At a memorial service for the Polish American Club victims last month, prosecutor Gary Winston pleaded for witnesses to come forward. So did Kancey and Diane Walker Caine, mother of Michael Bradshaw Jr.
''It's up to us to make a difference as parents,'' Kancey said. ``My son was snatched from us, not just from me.''
TRIAL PROCESS IS HALTED,
AND HEALING IS FRUSTRATED
Arleen White wishes she had taken her son's case to trial. Anthony's father, Gavin ''Daniel'' Tong, believes the case wasn't pursued because of their race and lifestyle.
Tong ran a Rastafarian health-food store in North Miami. As a leader in the Rastafarian religion, he smokes marijuana as part of the culture. He has been arrested a handful of times on misdemeanor drug charges. In each case, charges were dropped or adjudication was withheld.
Prosecutors say they didn't go to trial because a lot of the evidence was compromised.
Brenda Mezick, the assistant state attorney in charge of the case, said only two tire prints at the scene matched a suspected getaway car. A key witness, who could place Hall and another suspect in the car, died. And the lead crime-scene investigator was demoted for improper handling of evidence.
Also, Mezick said, of the nine family members in the house that night, only White could describe the suspect, whom she described as a black man in his early 20s -- at least six years older than the suspect.
Prosecutors warned White that under the circumstances, it would be hard to get a jury to convict someone so young.
''There was evidence to plead the case. But . . . at end of day, would the jury bring back a guilty verdict with this evidence? I didn't believe they would,'' Mezick said.
Mezick said she understood the parents' anger. ''Some cases there's evidence, and some cases there's not,'' she said.
``As angry as they are, Arleen knows I was working my tail off trying to find evidence, trying to get investigators assigned, trying to see if the city of Miami could do more. I held on and I tried.''
And now, it is up to White to hold on, and to try.
On March 21, White, Tong and their six children, with Anthony's friends, visited Fred Hunter's Hollywood Memorial Gardens to commemorate the fifth anniversary of Anthony's death. Most wore a memorial T-shirt.
The younger children helped White arrange red roses and white carnations in a vase.
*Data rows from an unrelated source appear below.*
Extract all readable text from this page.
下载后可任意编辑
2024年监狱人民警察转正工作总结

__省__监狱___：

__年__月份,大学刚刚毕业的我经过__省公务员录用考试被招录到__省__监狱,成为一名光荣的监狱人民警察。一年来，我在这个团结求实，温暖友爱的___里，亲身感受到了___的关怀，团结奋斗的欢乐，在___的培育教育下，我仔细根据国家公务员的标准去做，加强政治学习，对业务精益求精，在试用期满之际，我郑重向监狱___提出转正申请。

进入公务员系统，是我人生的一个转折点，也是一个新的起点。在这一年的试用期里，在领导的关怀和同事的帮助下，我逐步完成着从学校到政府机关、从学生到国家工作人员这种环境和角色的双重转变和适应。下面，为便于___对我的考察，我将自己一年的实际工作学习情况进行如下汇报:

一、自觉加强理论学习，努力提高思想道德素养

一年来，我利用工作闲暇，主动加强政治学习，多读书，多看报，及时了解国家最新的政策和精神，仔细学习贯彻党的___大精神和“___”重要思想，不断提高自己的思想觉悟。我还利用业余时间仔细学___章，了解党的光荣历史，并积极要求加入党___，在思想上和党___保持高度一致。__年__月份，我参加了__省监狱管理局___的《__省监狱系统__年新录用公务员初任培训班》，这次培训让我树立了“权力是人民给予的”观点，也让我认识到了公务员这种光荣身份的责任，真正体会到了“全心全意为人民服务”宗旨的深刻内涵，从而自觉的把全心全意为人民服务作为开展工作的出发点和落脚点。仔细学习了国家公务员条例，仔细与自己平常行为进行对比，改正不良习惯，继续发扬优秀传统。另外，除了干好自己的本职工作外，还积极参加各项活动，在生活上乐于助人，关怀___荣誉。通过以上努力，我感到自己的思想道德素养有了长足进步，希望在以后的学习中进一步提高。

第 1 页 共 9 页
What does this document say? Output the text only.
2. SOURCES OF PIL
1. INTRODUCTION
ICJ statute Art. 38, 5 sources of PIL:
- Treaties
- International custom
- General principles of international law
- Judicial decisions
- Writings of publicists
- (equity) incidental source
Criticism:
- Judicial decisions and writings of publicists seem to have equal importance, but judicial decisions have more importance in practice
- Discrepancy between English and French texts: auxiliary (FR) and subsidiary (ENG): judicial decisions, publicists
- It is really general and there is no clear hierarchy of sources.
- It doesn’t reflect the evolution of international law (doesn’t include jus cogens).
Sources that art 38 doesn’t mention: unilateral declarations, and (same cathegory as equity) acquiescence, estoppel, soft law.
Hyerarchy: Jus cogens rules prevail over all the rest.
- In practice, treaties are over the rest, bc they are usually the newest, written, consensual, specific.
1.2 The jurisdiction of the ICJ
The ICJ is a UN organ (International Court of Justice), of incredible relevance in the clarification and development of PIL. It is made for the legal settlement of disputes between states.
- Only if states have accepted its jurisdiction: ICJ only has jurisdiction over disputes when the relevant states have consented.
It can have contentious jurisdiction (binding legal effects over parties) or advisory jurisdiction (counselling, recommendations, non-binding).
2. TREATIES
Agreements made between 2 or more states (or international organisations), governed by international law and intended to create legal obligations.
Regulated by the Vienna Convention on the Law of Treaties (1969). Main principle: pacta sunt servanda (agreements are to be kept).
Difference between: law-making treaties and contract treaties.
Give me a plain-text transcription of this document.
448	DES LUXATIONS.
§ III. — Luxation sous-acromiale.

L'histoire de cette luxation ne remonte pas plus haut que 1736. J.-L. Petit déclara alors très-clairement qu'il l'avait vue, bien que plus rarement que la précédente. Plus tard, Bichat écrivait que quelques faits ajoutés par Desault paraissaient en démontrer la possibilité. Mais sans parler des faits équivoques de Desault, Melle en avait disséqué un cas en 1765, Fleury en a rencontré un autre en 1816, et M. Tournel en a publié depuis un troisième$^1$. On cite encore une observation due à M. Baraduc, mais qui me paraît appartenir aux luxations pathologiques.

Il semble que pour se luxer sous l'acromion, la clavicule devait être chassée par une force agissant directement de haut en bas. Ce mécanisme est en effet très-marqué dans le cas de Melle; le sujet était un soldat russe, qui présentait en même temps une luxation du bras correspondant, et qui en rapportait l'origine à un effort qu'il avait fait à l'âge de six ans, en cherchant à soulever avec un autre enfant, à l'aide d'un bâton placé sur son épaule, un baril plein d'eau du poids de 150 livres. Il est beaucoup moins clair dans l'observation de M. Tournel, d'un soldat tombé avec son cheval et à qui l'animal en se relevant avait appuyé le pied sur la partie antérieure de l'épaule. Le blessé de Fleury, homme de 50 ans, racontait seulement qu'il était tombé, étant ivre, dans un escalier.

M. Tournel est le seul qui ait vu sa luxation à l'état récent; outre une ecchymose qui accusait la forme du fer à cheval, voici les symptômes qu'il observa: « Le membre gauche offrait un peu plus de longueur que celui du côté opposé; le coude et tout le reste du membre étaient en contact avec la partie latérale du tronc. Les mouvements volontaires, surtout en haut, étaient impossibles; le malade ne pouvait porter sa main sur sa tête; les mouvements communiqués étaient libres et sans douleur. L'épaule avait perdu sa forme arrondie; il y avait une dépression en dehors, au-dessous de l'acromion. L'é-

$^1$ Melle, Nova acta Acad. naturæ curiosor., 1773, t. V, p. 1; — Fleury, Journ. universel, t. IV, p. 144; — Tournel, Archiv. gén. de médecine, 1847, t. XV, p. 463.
The group spent several minutes sitting on the ground near the grave in silence.
Then they stood around Anthony's grave. Tong recited the 23rd Psalm and led a prayer, ``Heal our wounds. Heal our broken hearts and answer our prayer.''
When the time came to leave, White winced. ''The hard part is always leaving. It's like you're leaving him out here,'' she said. ``Memories can't be erased, but it's such an injustice. Everything was taken away so fast.